NEW YORK, March 1, 2026, 10:43 (EST) — The market is now closed.
- AMD fell 1.7% on Friday, then edged lower once more in after-hours trading as chip stocks lost steam.
- Nvidia slid after earnings, weighing on rivals even as speculation swirled around fresh AI chip supply deals.
- Up next for traders: Broadcom’s earnings and the U.S. jobs report, both due March 6.
Advanced Micro Devices (AMD.O) ended Friday’s session at $200.21, slipping 1.7%. Shares ticked lower after the bell, giving up another 0.4% to $199.35. 1
U.S. markets are closed for the weekend, leaving AMD headed into Monday with chip stocks showing fatigue, though not outright weakness. Investors now face a call: was the latest slide in prices simple profit-taking after recent gains, or a warning that a bigger pullback could be coming?

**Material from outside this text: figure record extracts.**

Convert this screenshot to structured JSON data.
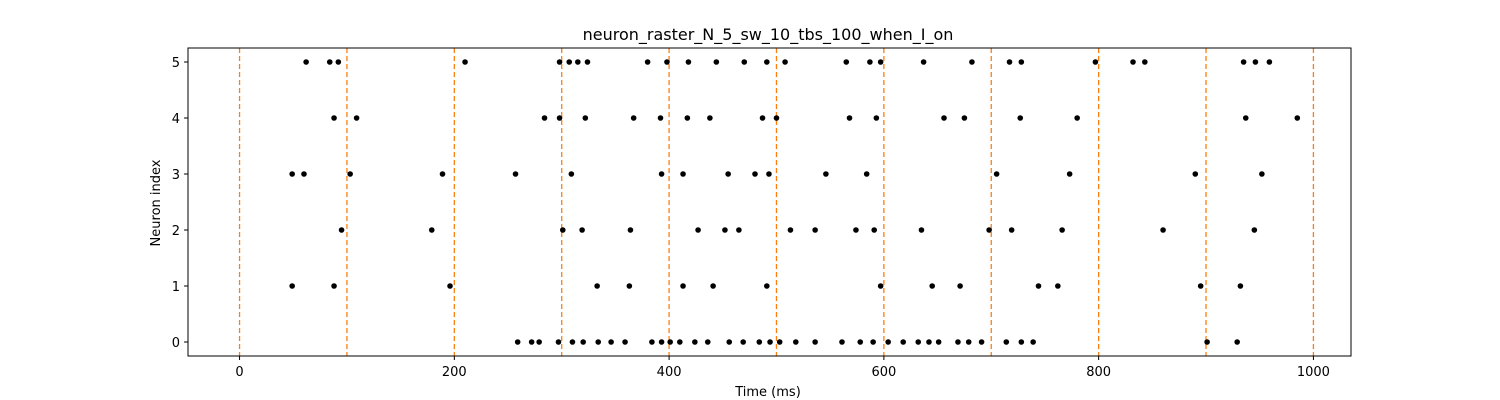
{
  "chart_data": {
    "type": "scatter",
    "title": "neuron_raster_N_5_sw_10_tbs_100_when_I_on",
    "xlabel": "Time (ms)",
    "ylabel": "Neuron index",
    "xlim": [
      -48,
      1035
    ],
    "ylim": [
      -0.25,
      5.25
    ],
    "x_ticks": [
      0,
      200,
      400,
      600,
      800,
      1000
    ],
    "y_ticks": [
      0,
      1,
      2,
      3,
      4,
      5
    ],
    "grid": false,
    "marker_color": "#000000",
    "vline_color": "#ff7f0e",
    "vlines": [
      0,
      100,
      200,
      300,
      400,
      500,
      600,
      700,
      800,
      900,
      1000
    ],
    "series": [
      {
        "neuron": 0,
        "x": [
          259,
          272,
          279,
          297,
          310,
          320,
          334,
          346,
          359,
          384,
          393,
          401,
          410,
          424,
          436,
          456,
          469,
          484,
          494,
          503,
          518,
          536,
          561,
          578,
          590,
          604,
          618,
          632,
          642,
          651,
          669,
          679,
          691,
          714,
          728,
          739,
          901,
          929
        ]
      },
      {
        "neuron": 1,
        "x": [
          49,
          88,
          196,
          333,
          363,
          413,
          441,
          491,
          597,
          645,
          671,
          744,
          762,
          895,
          932
        ]
      },
      {
        "neuron": 2,
        "x": [
          95,
          179,
          301,
          319,
          364,
          427,
          452,
          465,
          513,
          536,
          574,
          591,
          635,
          698,
          719,
          766,
          860,
          945
        ]
      },
      {
        "neuron": 3,
        "x": [
          49,
          60,
          103,
          189,
          257,
          309,
          393,
          413,
          455,
          480,
          493,
          546,
          584,
          705,
          773,
          890,
          952
        ]
      },
      {
        "neuron": 4,
        "x": [
          88,
          109,
          284,
          298,
          322,
          367,
          392,
          417,
          438,
          487,
          500,
          568,
          593,
          656,
          675,
          727,
          780,
          937,
          985
        ]
      },
      {
        "neuron": 5,
        "x": [
          62,
          84,
          92,
          210,
          298,
          307,
          315,
          324,
          380,
          398,
          418,
          444,
          470,
          491,
          508,
          565,
          587,
          597,
          637,
          682,
          717,
          728,
          797,
          832,
          843,
          935,
          946,
          959
        ]
      }
    ]
  }
}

There’s little time to catch a breath before the next event: the February U.S. jobs numbers are out Friday, March 6. A Reuters poll is looking for a 60,000-job bump, down from January’s 130,000. Broadcom steps up Wednesday with earnings, giving investors more AI-related clues. “The market is ‘trying to find the winners and losers’ from AI and is ‘treading water,’” said John Velis, Americas macro strategist at BNY. 2
Semiconductor stocks have lost some momentum. On Friday, the Philadelphia SE Semiconductor index (.SOX) dropped 1.2%, with Nvidia (NVDA.O) shedding 3.5% despite reporting solid earnings. Talley Leger, chief market strategist at The Wealth Consulting Group, put it this way: the sector has “priced in a lot of good news” and now “it is time for a breather.” 3
Nvidia’s latest earnings failed to resolve the larger question about who ultimately owns the AI profit pool. Shares dropped 4% Thursday. Jacob Bourne, analyst at eMarketer, flagged that “the competitive picture is also shifting” — customers such as Meta are now turning to AMD, while major cloud firms ramp up investment in their own custom-designed chips. 4
AMD is still working through the implications of a major announcement from earlier this week: a deal to supply Meta Platforms (META.O) with as much as $60 billion worth of AI chips over the next five years. Meta also gets the right to snap up as much as 10% of AMD. CEO Lisa Su described the MI450 hardware as being tailored for “inference”—the phase where AI systems generate responses for users. The agreement throws in a warrant covering 160 million AMD shares at just $0.01 each, contingent on stock price and performance milestones. Su called the arrangement a “big bet” for Meta. Over at Hargreaves Lansdown, Matt Britzman viewed it as Meta “locking in supply.” 5
The company’s 8-K filing outlined both the warrant for share purchases and a registration rights agreement connected to the Meta deal. 6
Still, the tape isn’t short on hazards. Renewed Middle East jitters—fueled by U.S. and Israeli strikes on Iran—have reignited energy market volatility and brought inflation worries back to the surface. That’s a setup that could easily ripple into crowded, high-multiple tech stocks. 7
AMD holders are watching to see if buyers step back in when the bell rings, or if shares just follow the chip sector’s drift lower. Friday, March 6, brings the U.S. jobs report—the next clear milestone.